College degrees are demanded, even when irrelevent to the job at hand, because
that is a traditional way of getting better people. Most employers will accept
and follow this as a cultural best practice because they don't have any reason
to spend the time questioning it, and it is so engrained in our society that
it is unlikely to get pushed aside by logic anyway. "College is useful" is as
obvious to most people as is "1 + 1 = 2". If I show you a proof that the
latter is not true, you will assume that the proof is flawed, not your belief.
Most people are like that about most of their beliefs.

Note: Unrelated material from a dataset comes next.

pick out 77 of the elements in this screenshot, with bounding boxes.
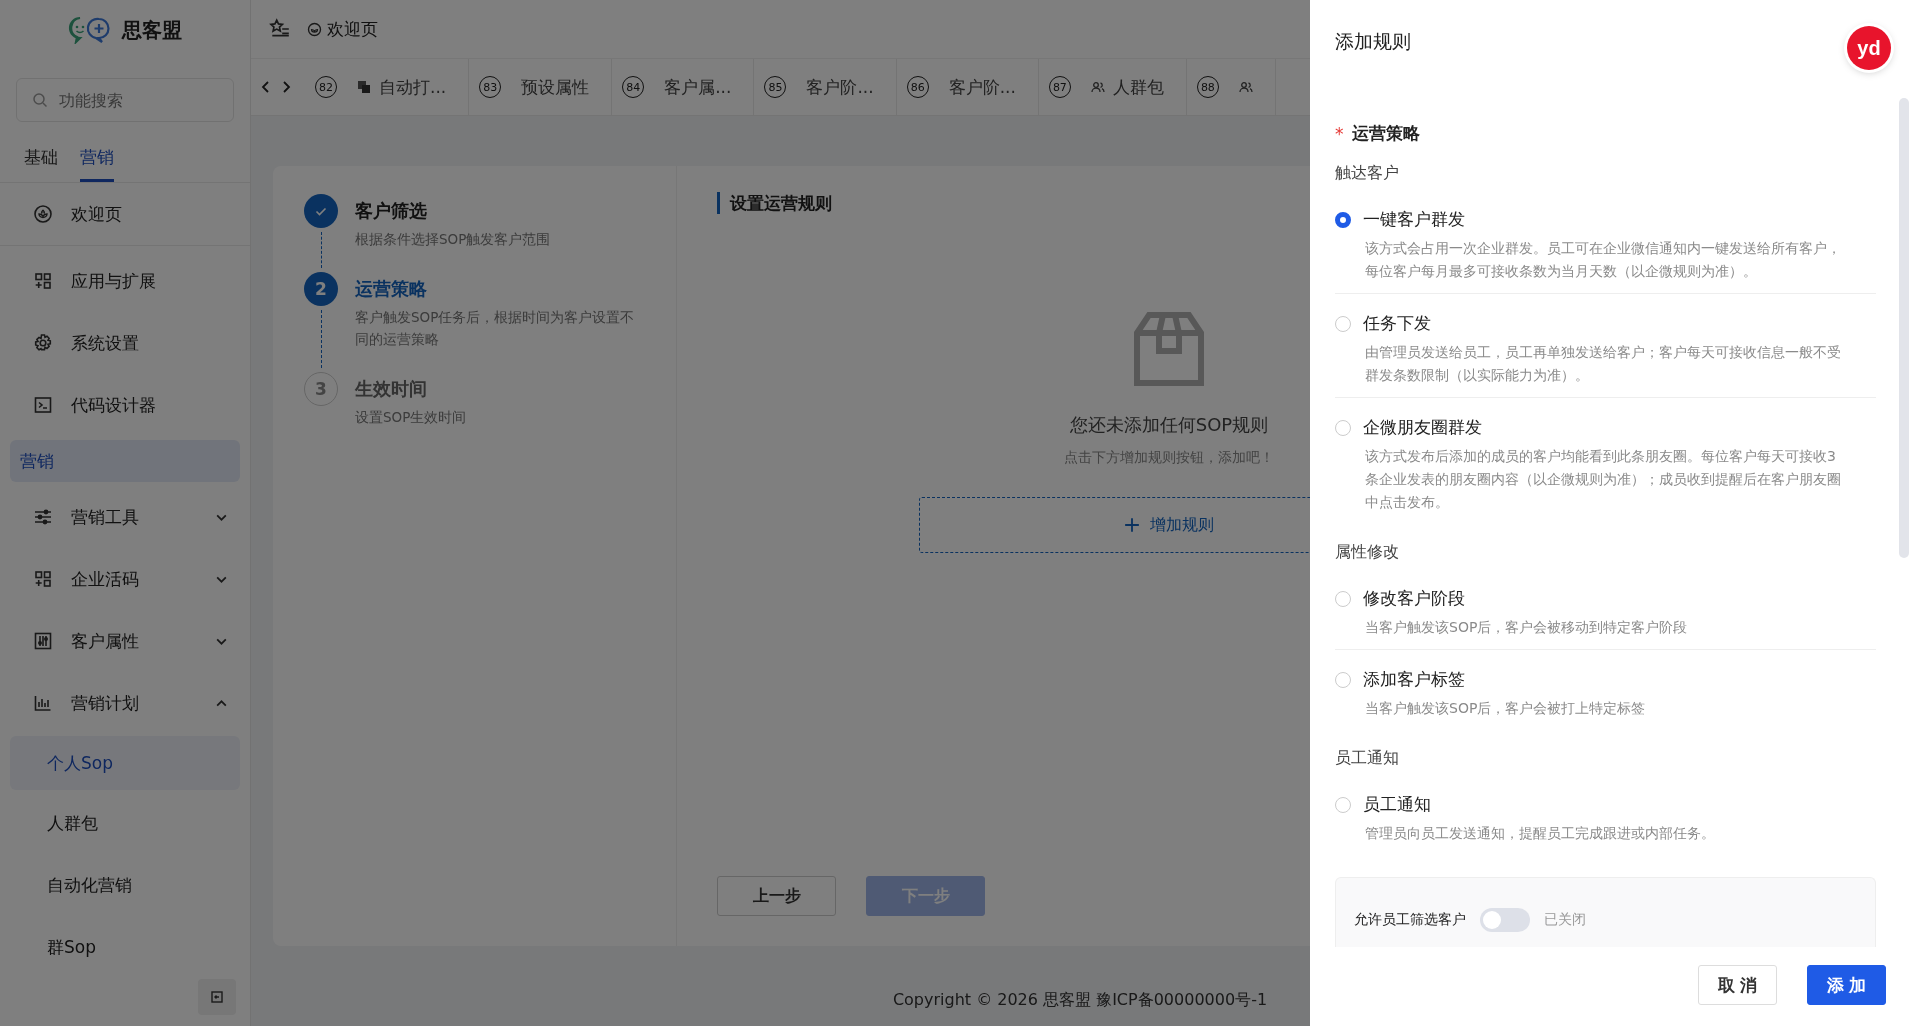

I do absolutely agree with you that college degrees are overrated most of the
time. I think that you're overoptimistic about public illusions being
shattered and all that though. The college industry is enormous, both
economically and culturally, and will not go down easily.

------
exline
If the position is a entry level position, then there are two options I see
for hiring the person: 1) Based it on his/her education and courses. If they
went to the same school as I did, then I am able to ask about certain
courses/instructors. 2) Based on any projects they have completed on their own
(open source/freelance/personal)

You have to have one or the other. If you don't have either, then I'm going to
choose someone else.

For anything over entry level, I'm looking for work experience.

To answer your question (which is why do companies ask for the a degree) is
that it is used as a filter for them. If you have ever done any hiring, you
will know that you can be flooded by unqualified candidates and its a major
time sink.

------
damoncali
If you're looking for people who like to learn and grow, maybe it makes sense
to for them at a school. Just sayin'

------
jolan
The only question mark is in the title...

Apply anyway. Most companies will take years of experience over a degree (or
at least some schooling).

------
pclark
what question are you asking

------
stiggz
School requires you to show up 9-5 monday - friday, take initiative (homework,
projects, etc), and make an effort (debatable). These skills transfer well
into working for any size of company. Self-educated people are great workers,
but they might tend to be lone-wolves, rockstar, or wizard programmers who
work well by themselves but can't hack it in a group of (college educated)
programmers. Software engineering is all about communication, there are tons
of nerds, but nerds who can communicate are a valuable commodity.